Numerous charities have run into trouble in the press for investing in controversial areas. The RSPB, to cite just one example, was pulled up for investing in a company responsible for an oil spill that killed thousands of sea birds.
Stories like this can do a lot of damage to a charity's reputation, donors may be turned off from giving and beneficiaries may decide not to use services.
Yet charities still seem to be blissfully unaware about where their money is being invested. When challenged about whether investments in certain companies are appropriate, they often plead ignorance and shift the blame onto investment managers - a highly irresponsible approach considering the PR implications.
The problems tend to arise when charities invest in group investment funds, rather than having their own individually managed portfolios of shares. For most charities this is the best bet, as individual funds are not really financially viable for all but the largest organisations.
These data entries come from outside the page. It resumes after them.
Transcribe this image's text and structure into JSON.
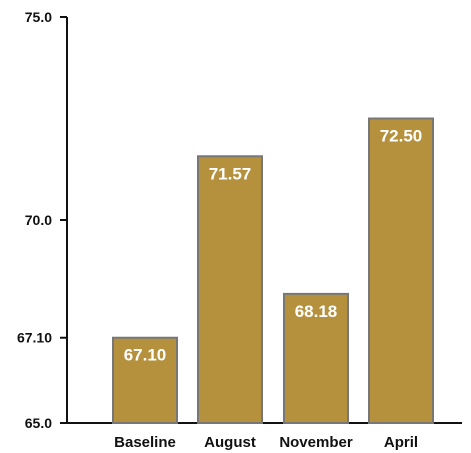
{
  "chart_data": {
    "type": "bar",
    "title": "",
    "xlabel": "",
    "ylabel": "",
    "categories": [
      "Baseline",
      "August",
      "November",
      "April"
    ],
    "values": [
      67.1,
      71.57,
      68.18,
      72.5
    ],
    "data_labels": [
      "67.10",
      "71.57",
      "68.18",
      "72.50"
    ],
    "ylim": [
      65.0,
      75.0
    ],
    "y_ticks": [
      {
        "value": 65.0,
        "label": "65.0"
      },
      {
        "value": 67.1,
        "label": "67.10"
      },
      {
        "value": 70.0,
        "label": "70.0"
      },
      {
        "value": 75.0,
        "label": "75.0"
      }
    ],
    "grid": false,
    "legend": "none",
    "colors": {
      "bar_fill": "#b5913e",
      "bar_stroke": "#777777",
      "axis": "#111111",
      "data_label": "#ffffff",
      "text": "#111111"
    }
  }
}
But there are ethical pooled funds available, which trustees should seriously consider when going down this route.
It is true that investing ethically is not straightforward for charities.
Trustees are obliged by the Charity Commission to make sure investments have the maximum return possible, and there is an argument that considering a company's ethics before its annual returns contradicts this. Controversial industries, such as tobacco, often produce the best returns. But if charities think beyond the returns of the past few years, many companies now considered unethical are also not going to be sustainable in the future, so may not make for the best long-term investments.
And, of course, there is the PR argument that the returns an investment might bring are irrelevant if it means losing service-users, donors and supporters.